On the evening of Friday March 2, South Western Railway (SWR) announced it would be unable to run trains west of Southampto­n on the Saturday. A little later CrossCount­ry said it’d be operating an hourly shuttle from Bournemout­h to Reading to connect onward to Manchester.

Now clearly the existence of the shuttle proved the route was OK. So why wasn’t SWR running? It had the depot at Bournemout­h and crews available. I gather that Network Rail was worried about the third rail and didn’t want SWR to test the route with an empty multiple unit. Why? And why didn’t Network Rail use its own de-icer to test it?

In the end, an EMU was allowed to set off from Bournemout­h and it found no problems, so SWR was permitted to start running two trains an hour from mid-afternoon.

Meanwhile Network Rail’s over-caution inflicted reputation­al damage on SWR. Users wanting to travel saw that CrossCount­ry was running - and on time - and, naturally, blamed SWR. In a vertically integrated railway where the operator was in control this would never have happened.

A more dramatic case was offered by a reader who got stuck in Scotland for four days. His southbound Sleeper was cancelled so he spent two nights in a Perth hotel. Not willing to be delayed longer he decided by the Friday to leave.

How, when the Scottish rail network was closed and the operators said they ‘could not provide road transport’? Well he discovered that all the normal local buses were running: Stagecoach Fife, Parks of Hamilton and Scottish Citylink to name but three operators.

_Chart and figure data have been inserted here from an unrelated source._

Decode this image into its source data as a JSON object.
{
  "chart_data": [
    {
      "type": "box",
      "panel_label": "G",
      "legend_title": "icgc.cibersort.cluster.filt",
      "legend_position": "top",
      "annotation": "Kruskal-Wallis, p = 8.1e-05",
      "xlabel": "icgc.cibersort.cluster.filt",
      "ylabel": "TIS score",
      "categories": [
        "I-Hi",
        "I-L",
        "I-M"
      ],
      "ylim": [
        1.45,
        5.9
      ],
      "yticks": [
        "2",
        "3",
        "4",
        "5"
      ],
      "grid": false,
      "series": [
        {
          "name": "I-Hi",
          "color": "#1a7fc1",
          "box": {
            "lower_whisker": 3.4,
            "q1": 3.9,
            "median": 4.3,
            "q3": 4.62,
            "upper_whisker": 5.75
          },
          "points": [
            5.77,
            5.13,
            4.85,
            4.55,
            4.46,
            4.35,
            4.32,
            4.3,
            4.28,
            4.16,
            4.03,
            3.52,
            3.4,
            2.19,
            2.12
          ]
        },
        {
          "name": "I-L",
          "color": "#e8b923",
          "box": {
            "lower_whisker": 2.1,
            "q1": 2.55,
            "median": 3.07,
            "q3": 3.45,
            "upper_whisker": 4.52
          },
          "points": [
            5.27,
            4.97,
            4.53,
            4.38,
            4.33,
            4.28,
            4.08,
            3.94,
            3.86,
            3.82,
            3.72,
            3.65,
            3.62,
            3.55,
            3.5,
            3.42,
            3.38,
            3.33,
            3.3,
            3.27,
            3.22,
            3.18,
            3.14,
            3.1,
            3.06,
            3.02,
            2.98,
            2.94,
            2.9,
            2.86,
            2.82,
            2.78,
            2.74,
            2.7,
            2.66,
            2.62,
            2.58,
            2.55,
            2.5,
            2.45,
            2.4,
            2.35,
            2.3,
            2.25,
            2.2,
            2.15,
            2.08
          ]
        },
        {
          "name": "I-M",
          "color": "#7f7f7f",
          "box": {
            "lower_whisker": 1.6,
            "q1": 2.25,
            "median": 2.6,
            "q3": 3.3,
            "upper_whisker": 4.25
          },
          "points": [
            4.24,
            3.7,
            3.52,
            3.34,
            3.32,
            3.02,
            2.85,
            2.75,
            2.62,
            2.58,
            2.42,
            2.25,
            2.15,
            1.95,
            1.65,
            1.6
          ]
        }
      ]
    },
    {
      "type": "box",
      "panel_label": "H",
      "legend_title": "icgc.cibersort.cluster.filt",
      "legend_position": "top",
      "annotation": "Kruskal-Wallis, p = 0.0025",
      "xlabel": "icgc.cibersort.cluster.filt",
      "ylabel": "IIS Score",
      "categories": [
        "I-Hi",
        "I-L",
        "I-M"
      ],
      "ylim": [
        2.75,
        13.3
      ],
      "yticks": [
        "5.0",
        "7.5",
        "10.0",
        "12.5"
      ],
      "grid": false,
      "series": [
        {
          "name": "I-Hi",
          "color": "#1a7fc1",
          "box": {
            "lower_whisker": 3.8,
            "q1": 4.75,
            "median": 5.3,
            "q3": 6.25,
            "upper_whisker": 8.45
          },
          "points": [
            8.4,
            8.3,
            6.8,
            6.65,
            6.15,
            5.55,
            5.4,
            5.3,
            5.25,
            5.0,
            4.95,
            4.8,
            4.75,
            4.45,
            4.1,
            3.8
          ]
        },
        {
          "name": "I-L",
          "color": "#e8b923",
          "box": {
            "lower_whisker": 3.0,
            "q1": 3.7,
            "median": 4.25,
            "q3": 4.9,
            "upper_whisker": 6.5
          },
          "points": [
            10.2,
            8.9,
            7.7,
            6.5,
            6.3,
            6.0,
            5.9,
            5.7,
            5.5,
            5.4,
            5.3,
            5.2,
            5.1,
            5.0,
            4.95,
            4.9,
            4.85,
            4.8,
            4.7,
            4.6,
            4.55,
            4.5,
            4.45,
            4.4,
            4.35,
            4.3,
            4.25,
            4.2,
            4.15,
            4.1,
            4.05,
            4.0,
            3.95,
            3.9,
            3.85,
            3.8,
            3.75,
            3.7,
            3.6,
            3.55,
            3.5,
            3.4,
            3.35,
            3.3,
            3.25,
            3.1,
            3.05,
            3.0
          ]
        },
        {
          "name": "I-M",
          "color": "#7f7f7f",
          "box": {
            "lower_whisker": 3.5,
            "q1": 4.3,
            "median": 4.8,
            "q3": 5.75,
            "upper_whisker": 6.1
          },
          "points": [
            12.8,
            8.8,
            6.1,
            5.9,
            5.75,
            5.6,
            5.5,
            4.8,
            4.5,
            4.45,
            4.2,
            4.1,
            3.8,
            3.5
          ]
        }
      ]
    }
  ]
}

He took a bus to Edinburgh then Borders Buses to Berwick-upon-Tweed – yes, on the roads Virgin Trains East Coast said could not be used by replacemen­t buses. True, there was no bus service south from Berwick, so he hired a taxi to Alnwick, from where he got on a bus to Newcastle and then back on to a train south and home.

My inclinatio­n is to think that the operators who said they could not run trains or provide replacemen­t buses were doing so under instructio­ns from Network Rail. This isn’t good enough, and the operators should place the blame where it belongs.

It is a severe embarrassm­ent to the railway in general when, with bad weather, we’re told they can’t cope, while roads remain open and local buses run. It’s a reversal of the situation up until the 1970s when in severe weather the media told people not to drive but to use the railways instead.